What will you get with Rp. 15.000? A good meal, a pack of cigarettes, a bottle of beer or a cup of coffee in a nice cafe.

Travel Tips

  • Visa As a UK citizen, you can obtain 'Visa On Arrival' for US$ 25 (for a stay no longer than 30 days and another US$25 for 30 days extension) in Indonesian airports.
  • Clothing It's a tropical country, it is hot and humid. Wear loose clothes, but be modest in other islands than Bali or Lombok. It means hanging around with bikini and short shorts in Bali/Lombok is okay, but not in Sumatra or Java.
  • Be Safe Indonesian largest notes are Rp. 100.000 (around £7) Rp. 50.000 (around £3), don't just show people you have them in your pocket! You'll be more likely to be charged higher price or attract pickpockets.

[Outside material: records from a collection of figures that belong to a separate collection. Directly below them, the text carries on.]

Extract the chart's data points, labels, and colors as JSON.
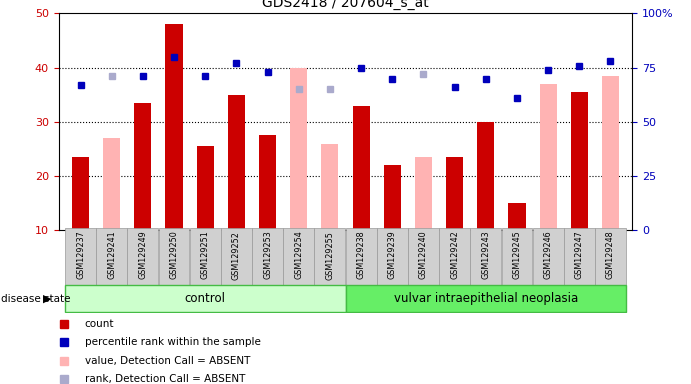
{
  "title": "GDS2418 / 207604_s_at",
  "samples": [
    "GSM129237",
    "GSM129241",
    "GSM129249",
    "GSM129250",
    "GSM129251",
    "GSM129252",
    "GSM129253",
    "GSM129254",
    "GSM129255",
    "GSM129238",
    "GSM129239",
    "GSM129240",
    "GSM129242",
    "GSM129243",
    "GSM129245",
    "GSM129246",
    "GSM129247",
    "GSM129248"
  ],
  "count_values": [
    23.5,
    null,
    33.5,
    48.0,
    25.5,
    35.0,
    27.5,
    null,
    null,
    33.0,
    22.0,
    null,
    23.5,
    30.0,
    15.0,
    null,
    35.5,
    null
  ],
  "absent_value_values": [
    null,
    27.0,
    null,
    null,
    null,
    null,
    null,
    40.0,
    26.0,
    null,
    null,
    23.5,
    null,
    null,
    null,
    37.0,
    null,
    38.5
  ],
  "percentile_rank": [
    67,
    null,
    71,
    80,
    71,
    77,
    73,
    null,
    null,
    75,
    70,
    null,
    66,
    70,
    61,
    74,
    76,
    78
  ],
  "absent_rank_values": [
    null,
    71,
    null,
    null,
    null,
    null,
    null,
    65,
    65,
    null,
    null,
    72,
    null,
    null,
    null,
    null,
    null,
    null
  ],
  "group_labels": [
    "control",
    "vulvar intraepithelial neoplasia"
  ],
  "n_control": 9,
  "ylim_left": [
    10,
    50
  ],
  "ylim_right": [
    0,
    100
  ],
  "yticks_left": [
    10,
    20,
    30,
    40,
    50
  ],
  "yticks_right": [
    0,
    25,
    50,
    75,
    100
  ],
  "ytick_labels_right": [
    "0",
    "25",
    "50",
    "75",
    "100%"
  ],
  "bar_color": "#cc0000",
  "absent_bar_color": "#ffb3b3",
  "rank_color": "#0000bb",
  "absent_rank_color": "#aaaacc",
  "bg_color": "#ffffff",
  "tick_bg": "#d0d0d0",
  "group_bg_control": "#ccffcc",
  "group_bg_neoplasia": "#66ee66",
  "bar_width": 0.55,
  "disease_state_label": "disease state",
  "legend_items": [
    {
      "label": "count",
      "color": "#cc0000"
    },
    {
      "label": "percentile rank within the sample",
      "color": "#0000bb"
    },
    {
      "label": "value, Detection Call = ABSENT",
      "color": "#ffb3b3"
    },
    {
      "label": "rank, Detection Call = ABSENT",
      "color": "#aaaacc"
    }
  ]
}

  • Smile Indonesians are friendly, you'll make friends really easily if you smile and try to start a conversation.
  • Expect Attention You are exotic to Indonesian's eyes as you look different from Indonesians. People will stare at you and tell you how beautiful you are. You'll either be happy for the attention or feel uncomfortable.
  • Bargain and Haggle If you go to traditional markets, try haggling to save money. Start going down to half of the price given to you and haggle with a huge smile for higher success rate. Try making the seller like you by being friendly, but be careful not to fall for the 'tourist fare'.